Szczepionka przeciw Covid-19 testowana w USA ma zachęcające wyniki pierwszej fazy badań – oceniają amerykańscy eksperci. Gorzej wypadły wstępne badania brytyjskiego preparatu.
W USA w trakcie testów znajduje się szczepionka przeciw Covid-19 firmy Moderna z udziałem Narodowego Instytutu Alergii i Chorób Zakaźnych. Wykorzystuje się w niej mRNA. To fragment materiału genetycznego koronawirusa SARS-CoV-2. Nie powoduje on zakażenia, ale może wywołać reakcje odpornościową.
W badaniach pierwszej fazy sprawdza się głównie bezpieczeństwo użycia szczepionki. Testy wykazały, że na razie nie powoduje ona poważniejszych działań ubocznych. Wyzwala natomiast reakcję odpornościową przeciwko koronawirusom. Jest tym silniejsza, im większą dawkę zastosowano. Jednak zarówno dawka 100 mikrogramów, jak i 25 mikrogramów – najmniejsza, jakiej użyto – wystarcza, by wywołać odpowiedź immunologiczną. Większą niż ta, jaką zaobserwowano u osób zakażonych.
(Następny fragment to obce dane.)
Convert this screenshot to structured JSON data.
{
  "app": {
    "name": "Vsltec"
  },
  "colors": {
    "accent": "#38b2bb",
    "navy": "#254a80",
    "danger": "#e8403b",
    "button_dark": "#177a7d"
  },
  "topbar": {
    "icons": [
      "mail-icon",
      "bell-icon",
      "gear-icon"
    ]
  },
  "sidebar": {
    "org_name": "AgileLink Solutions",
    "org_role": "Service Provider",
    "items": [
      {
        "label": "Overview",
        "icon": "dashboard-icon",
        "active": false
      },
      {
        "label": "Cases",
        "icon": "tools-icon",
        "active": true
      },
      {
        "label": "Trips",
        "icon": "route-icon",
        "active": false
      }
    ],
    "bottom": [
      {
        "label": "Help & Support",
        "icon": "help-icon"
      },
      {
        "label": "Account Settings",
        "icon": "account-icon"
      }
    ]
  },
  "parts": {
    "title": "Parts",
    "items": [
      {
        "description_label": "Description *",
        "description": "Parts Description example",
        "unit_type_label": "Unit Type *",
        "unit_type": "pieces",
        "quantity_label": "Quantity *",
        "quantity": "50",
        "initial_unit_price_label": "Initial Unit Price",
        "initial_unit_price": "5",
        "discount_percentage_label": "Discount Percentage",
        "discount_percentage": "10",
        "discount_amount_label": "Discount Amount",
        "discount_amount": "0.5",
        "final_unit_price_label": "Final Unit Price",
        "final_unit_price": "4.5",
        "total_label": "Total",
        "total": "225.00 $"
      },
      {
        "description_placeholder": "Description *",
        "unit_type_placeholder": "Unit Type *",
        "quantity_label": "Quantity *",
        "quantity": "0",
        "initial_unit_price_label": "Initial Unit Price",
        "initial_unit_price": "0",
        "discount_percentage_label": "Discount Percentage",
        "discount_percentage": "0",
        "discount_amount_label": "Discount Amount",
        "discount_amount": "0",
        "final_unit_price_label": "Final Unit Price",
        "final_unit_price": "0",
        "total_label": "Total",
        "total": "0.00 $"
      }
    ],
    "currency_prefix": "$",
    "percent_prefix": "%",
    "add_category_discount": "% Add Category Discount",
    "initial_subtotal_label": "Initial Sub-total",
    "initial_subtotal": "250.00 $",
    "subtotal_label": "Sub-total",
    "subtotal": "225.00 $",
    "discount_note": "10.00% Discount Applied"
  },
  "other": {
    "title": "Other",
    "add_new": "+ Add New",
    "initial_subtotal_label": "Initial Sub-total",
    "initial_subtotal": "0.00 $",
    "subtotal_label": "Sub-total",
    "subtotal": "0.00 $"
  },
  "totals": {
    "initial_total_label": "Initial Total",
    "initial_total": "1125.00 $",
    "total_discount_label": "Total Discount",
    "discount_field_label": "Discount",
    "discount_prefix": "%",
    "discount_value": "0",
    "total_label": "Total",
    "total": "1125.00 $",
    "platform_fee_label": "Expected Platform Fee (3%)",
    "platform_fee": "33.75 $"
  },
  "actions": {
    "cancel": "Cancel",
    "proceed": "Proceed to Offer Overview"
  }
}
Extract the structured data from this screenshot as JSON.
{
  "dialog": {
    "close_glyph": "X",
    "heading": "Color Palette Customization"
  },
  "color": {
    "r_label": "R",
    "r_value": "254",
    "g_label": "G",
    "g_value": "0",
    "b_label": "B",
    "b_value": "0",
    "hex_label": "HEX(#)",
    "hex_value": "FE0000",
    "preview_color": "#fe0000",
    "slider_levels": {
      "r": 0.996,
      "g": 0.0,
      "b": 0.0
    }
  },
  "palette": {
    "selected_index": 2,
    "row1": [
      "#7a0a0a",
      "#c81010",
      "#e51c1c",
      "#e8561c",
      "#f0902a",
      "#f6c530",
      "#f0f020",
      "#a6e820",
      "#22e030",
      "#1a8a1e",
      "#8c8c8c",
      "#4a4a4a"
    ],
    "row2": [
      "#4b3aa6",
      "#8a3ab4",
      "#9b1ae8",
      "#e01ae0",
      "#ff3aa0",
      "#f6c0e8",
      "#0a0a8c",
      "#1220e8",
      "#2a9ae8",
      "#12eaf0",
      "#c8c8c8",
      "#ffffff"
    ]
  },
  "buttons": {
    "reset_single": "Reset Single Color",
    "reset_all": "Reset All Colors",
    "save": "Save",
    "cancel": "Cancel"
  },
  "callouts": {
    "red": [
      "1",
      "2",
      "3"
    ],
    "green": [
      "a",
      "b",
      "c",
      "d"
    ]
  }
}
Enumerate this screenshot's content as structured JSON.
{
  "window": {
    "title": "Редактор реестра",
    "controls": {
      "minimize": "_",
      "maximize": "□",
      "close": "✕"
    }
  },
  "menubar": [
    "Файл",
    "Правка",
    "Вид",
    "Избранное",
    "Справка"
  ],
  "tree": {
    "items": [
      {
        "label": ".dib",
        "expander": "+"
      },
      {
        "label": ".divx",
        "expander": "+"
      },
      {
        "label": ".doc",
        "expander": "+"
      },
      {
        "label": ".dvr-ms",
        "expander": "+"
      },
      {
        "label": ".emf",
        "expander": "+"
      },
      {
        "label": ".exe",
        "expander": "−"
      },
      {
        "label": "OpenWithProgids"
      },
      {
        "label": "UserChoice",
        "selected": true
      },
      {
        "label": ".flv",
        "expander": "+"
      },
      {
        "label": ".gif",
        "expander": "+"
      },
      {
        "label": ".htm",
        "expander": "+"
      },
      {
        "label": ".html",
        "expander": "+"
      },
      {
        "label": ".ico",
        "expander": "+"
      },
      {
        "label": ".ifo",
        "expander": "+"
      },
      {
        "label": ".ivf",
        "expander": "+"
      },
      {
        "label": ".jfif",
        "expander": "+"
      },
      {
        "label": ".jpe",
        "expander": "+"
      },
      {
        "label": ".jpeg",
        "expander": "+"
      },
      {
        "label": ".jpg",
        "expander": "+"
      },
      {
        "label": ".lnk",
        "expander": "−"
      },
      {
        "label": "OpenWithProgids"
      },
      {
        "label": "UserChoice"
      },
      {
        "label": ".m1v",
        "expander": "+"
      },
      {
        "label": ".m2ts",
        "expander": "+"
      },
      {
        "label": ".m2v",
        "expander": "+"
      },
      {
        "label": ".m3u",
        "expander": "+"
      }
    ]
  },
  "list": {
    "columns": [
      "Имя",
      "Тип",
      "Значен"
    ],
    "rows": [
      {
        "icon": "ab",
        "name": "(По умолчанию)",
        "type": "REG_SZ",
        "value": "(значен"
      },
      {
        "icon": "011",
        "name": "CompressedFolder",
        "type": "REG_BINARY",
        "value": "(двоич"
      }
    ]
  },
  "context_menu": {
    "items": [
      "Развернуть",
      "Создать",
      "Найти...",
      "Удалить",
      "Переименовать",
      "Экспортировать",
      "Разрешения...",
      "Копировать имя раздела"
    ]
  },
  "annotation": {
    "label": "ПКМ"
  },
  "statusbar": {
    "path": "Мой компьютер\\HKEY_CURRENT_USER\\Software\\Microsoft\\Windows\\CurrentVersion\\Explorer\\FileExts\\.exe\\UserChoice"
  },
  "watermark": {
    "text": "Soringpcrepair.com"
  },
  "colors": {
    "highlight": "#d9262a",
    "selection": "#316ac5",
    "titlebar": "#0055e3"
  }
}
– To znaczące odkrycie. Ale na razie dotyczy ono jedynie 8 ochotników w fazie pierwszej badań klinicznych – mówi dr Amesh Adalja z John Hopkisn Center for Health Security, która nie uczestniczyła w badaniach.
Do testów pierwszej fazy włączono 45 osób, ale ich wyniki nie są jeszcze znane. Badacze prowadzący prace nad szczepionką mRNA-1273 amerykańskiej firmy Moderna zamierzają przede wszystkim sprawdzić, jaka jej dawka wystarcza do odpowiedniej reakcji odpornościowej. Postanowiono, że nie będzie prób z dawką 250 mikrogramów. Zamiast tego użyje się szczepionki w dawce 50 mikrogramów. Zatem naukowcy przetestują trzy dawki: 25, 50 i 100 mikrogramów.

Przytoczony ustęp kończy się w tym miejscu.